Broken branches creating natural cavities are snatched up for nest-building by tree swallows. And the rare Christmas naucoria (a dark red mushroom of late fall/early winter) have been seen growing on the hollowed & rotting centres of ancient arbutus trees not far from us, in Metchosin.
Arbutus trees will re-sprout their crowns if they are burned in a fire, giving them a competitive edge over the conifers they share the forest with.
In late April to May arbutus is covered in clusters of drooping, frothy whitish-yellow blooms that smell like honey, and are very attractive to rufous hummingbirds, bees and other insects.
In late summer and fall, orange to red berries about 1cm across are produced, each with a bumpy surface texture very much like an orange rind. Although the berries are inedible for human consumption, they are loved by birds such as the waxwings, robins, woodpeckers, thrushes and band-tailed pigeons, along with deer, bears and mice.
When the berries shrivel they grow barbs that they use to attach themselves to animals for seed dispersement.
Arbutus trees are most identifiable by their bark. Magnificent from a distance…nemesis for those who have this paper-peel littering their yards! The bark is very smooth and red. It curls up and eventually falls off to reveal the new greenish layer underneath.
Supposedly the arbutus was very important to First Nations people. The Saanich used the bark & leaves medicinally: a remedy for colds, sore throats, stomach troubles, and tuberculosis. Often the bark was brewed into a tea to be consumed.
The reddish bark was boiled up and used as a food dye. Its very rich in a substance used for tanning hides.
A Salish legend claims the arbutus was an anchor during the Great Flood; another legend claims that if the arbutus was to disappear completely, the Earth would fly apart.
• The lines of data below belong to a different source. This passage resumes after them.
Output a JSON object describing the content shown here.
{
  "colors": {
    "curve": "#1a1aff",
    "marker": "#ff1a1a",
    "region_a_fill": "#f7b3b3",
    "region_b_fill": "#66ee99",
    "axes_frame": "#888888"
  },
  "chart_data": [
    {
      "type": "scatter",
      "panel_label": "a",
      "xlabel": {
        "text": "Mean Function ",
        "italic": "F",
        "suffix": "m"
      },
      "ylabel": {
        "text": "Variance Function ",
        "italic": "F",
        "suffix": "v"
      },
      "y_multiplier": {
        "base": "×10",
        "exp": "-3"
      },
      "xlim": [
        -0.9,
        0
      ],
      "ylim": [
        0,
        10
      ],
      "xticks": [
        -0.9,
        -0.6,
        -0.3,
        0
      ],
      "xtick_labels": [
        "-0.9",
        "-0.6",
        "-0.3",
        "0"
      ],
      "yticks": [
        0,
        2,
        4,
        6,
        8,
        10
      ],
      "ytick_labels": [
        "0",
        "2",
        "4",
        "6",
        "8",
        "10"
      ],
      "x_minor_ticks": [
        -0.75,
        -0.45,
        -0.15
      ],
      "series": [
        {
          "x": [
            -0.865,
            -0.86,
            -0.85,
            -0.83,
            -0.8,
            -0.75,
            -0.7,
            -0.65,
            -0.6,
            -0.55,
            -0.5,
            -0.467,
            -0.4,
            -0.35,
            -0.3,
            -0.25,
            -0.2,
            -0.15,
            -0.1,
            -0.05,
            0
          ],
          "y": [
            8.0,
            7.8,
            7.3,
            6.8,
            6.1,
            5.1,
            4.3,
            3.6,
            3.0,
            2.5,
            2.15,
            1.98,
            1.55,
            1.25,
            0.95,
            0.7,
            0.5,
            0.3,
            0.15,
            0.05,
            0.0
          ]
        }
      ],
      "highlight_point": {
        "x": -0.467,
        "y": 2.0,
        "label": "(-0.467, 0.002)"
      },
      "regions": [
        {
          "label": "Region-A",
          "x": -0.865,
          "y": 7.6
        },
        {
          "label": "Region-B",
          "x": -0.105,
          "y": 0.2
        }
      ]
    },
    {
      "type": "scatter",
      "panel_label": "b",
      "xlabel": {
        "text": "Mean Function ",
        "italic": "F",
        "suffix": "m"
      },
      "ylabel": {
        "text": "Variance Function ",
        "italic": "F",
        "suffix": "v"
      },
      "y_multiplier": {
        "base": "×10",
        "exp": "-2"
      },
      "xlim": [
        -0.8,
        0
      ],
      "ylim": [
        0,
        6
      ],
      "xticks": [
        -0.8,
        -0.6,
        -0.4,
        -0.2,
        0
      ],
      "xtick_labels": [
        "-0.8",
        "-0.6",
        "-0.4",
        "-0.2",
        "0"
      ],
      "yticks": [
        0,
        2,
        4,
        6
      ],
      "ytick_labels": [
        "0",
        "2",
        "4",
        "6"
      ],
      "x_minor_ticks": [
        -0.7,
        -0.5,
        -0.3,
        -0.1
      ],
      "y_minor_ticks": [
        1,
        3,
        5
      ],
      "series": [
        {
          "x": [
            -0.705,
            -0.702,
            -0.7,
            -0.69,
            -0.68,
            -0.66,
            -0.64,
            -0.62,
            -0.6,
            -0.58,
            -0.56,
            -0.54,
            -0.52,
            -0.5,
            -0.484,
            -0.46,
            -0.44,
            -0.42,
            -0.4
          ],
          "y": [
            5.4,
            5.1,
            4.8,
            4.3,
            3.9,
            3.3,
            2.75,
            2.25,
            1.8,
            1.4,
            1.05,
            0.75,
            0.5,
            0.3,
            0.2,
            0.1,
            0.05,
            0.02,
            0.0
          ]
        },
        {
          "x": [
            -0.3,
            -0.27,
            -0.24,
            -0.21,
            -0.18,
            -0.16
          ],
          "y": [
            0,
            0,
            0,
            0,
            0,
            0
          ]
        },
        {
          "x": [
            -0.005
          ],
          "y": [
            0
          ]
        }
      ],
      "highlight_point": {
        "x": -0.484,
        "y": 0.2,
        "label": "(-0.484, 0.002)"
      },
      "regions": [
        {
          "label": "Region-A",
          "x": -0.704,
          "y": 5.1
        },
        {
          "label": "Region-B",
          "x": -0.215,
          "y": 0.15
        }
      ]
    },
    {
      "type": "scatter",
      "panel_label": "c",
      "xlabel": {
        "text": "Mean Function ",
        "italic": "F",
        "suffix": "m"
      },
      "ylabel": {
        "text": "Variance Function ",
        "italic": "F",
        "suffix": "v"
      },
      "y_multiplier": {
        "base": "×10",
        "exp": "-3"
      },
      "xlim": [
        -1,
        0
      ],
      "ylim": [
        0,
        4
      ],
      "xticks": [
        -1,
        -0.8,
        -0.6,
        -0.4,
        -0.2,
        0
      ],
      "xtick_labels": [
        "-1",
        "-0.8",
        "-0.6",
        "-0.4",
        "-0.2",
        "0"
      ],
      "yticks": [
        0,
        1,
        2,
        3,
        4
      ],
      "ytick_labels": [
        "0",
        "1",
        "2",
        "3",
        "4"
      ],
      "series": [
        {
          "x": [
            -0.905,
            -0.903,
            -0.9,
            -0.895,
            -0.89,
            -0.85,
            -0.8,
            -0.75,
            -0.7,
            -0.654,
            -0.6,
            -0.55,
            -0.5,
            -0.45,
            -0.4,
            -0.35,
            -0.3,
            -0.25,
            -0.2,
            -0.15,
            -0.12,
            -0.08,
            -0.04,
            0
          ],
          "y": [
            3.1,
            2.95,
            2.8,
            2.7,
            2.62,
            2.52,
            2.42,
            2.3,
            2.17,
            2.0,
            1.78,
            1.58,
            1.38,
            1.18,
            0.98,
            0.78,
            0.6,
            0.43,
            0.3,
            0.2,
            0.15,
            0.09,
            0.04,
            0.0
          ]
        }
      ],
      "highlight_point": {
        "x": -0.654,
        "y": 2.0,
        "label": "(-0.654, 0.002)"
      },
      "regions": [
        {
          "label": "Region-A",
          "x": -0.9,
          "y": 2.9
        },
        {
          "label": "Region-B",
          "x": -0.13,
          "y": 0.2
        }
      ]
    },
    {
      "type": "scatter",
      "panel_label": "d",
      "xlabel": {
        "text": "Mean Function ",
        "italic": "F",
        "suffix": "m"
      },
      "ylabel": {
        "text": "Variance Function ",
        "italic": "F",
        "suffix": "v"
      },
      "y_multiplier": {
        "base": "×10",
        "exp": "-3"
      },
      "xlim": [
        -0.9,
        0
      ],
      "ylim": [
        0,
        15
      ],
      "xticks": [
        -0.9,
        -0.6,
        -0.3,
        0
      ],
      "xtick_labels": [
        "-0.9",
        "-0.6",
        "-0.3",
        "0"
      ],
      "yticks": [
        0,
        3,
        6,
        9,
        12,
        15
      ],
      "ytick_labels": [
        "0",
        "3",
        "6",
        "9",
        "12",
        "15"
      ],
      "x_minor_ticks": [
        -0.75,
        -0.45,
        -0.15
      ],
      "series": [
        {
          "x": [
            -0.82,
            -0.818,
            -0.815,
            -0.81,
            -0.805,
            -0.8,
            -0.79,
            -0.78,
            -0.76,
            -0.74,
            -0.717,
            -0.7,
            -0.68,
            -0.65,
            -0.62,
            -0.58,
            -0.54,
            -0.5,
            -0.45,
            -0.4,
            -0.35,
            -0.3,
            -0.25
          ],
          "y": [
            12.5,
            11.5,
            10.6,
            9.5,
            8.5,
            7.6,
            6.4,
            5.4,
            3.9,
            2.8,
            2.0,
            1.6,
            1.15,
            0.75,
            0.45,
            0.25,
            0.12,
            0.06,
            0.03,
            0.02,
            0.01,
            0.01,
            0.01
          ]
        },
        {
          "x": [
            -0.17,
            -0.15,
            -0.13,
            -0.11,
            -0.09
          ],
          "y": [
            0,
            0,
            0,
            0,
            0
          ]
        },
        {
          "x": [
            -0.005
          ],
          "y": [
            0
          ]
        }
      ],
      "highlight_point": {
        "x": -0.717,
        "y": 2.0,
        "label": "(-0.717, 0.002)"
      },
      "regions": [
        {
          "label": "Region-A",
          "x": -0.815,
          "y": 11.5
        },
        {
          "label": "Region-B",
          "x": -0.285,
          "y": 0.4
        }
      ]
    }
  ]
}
Arbutus wood is very heavy and dense, weighing as much as 44 lbs per square foot. It is brittle and tends to crack and warp easily when it is dried. Because of the gnarly growth of the arbutus it has not been cut for timber. The hard wood with its beautiful grain has been used for woodworking and carving. Artisans display and sell their creations at markets, galleries and studios.
Arbutus are fighting a losing battle here in BC, with development and urbanization. Where people find it desirable to live and develop businesses is the same place these arbutus trees like to grow. Everybody wants a beautiful ocean view, right!!
Another concern for the arbutus here is disease. Their decline is likely the result of cumulative factors, including environmental conditions and pathogens. Many of our arbutus trees are suffering from different forms of fungus including root rot. Once one pathogen gets introduced to the environment, other opportunistic pathogens take advantage of a stressed tree. It’s possible that somewhat-successful management of fire has disturbed the natural cycle of things, and allowed pathogens such as Nattrassia mangiferae, Fusicoccum aesculi and Armillaria to proliferate. Scientists also believe that unusually dry winters are a contributing factor.
But this one night we shared the same space, peacefully. We marvelled at their beauty, and the view they chose along this stretch of Vancouver Island. And we’re hoping these gnarly giants will get an upper-hand and grow here for millennia.